Insider, the beta test program Microsoft launched in October 2014 and will continue after the official launch next week, has been billed as the "branch" -- a Microsoft term for one of its four release, update and upgrade channels -- that receives changes first and for some, at a furious pace.
But customers are already nervous about the take-it-or-leave-it, minus the leaving, that Microsoft plans for updates to Windows 10 Home, and other SKUs (stock-keeping units) that adopt its "Current Branch" (CB).
"So what happens if an update causes an unknown issue on a system used for business?" asked David Ogg in a comment appended to a Computerworld news story last week about the automatic updates. "What does that person do? Are we forced to install this bad update? This has happened before."
Skepticism of freely-flowing updates won't be helped by Microsoft's tight lips about what's inside each.
But users shouldn't be surprised: Microsoft has been on a less-information kick for months now in a campaign that some experts have linked to layoffs that hit the company's security staff last year.
In January, Microsoft shut down the public advance notification service for impending security updates, limiting the alerts and information to major customers who pay for premium support. Before that, it had dumped a monthly webcast that went through the most recent updates in detail, and closed the Trustworthy Computing security group.

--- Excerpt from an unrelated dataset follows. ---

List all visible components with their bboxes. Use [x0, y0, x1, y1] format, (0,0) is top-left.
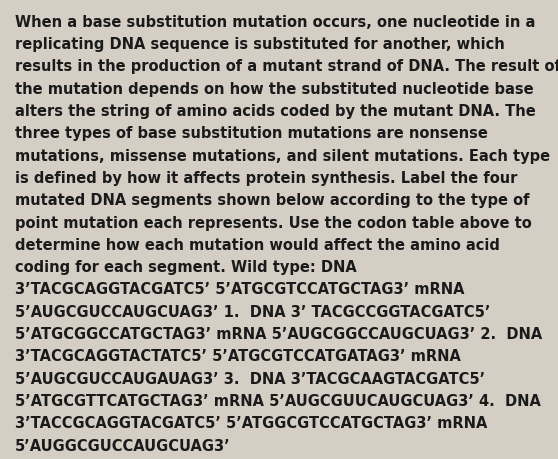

The dearth of information in Microsoft's update descriptions, particularly about what fit the firm's "non-security-related changes to enhance the functionality of Windows 10" phrasing, may be more than distressing to users who want details.
That's because Windows 10 includes the ability to uninstall updates, or at least those marked as security updates. The feature is tucked under "Advanced options" on the Windows Update panel. When that's clicked or touched, followed by "View your update history," which appears in the next screen, the option "Uninstall updates" manifests. Click or touch that and a Windows 7-esque window pops up showing the updates eligible for deleting. On a PC running build 10240 of Windows 10 Pro, the only listed were KB3074663 and KB3074665.
Without a clear idea of what other changes are in an individual update, users will be hard pressed to know whether uninstalling the update will cause glitches, either immediately or down the road, in the non-security arena.
And that's the crux of the problem with Windows 10. Previous editions of Windows have clearly demarked security from non-security updates, albeit with little more information than KB3074663 or KB3074665 provided. The difference is that the bulk of updates for Windows 8 and 8.1, and nearly all for Windows 7, have been, if not a vulnerability patch, then a bug fix of some kind. But rarely, if ever, new features and functionality.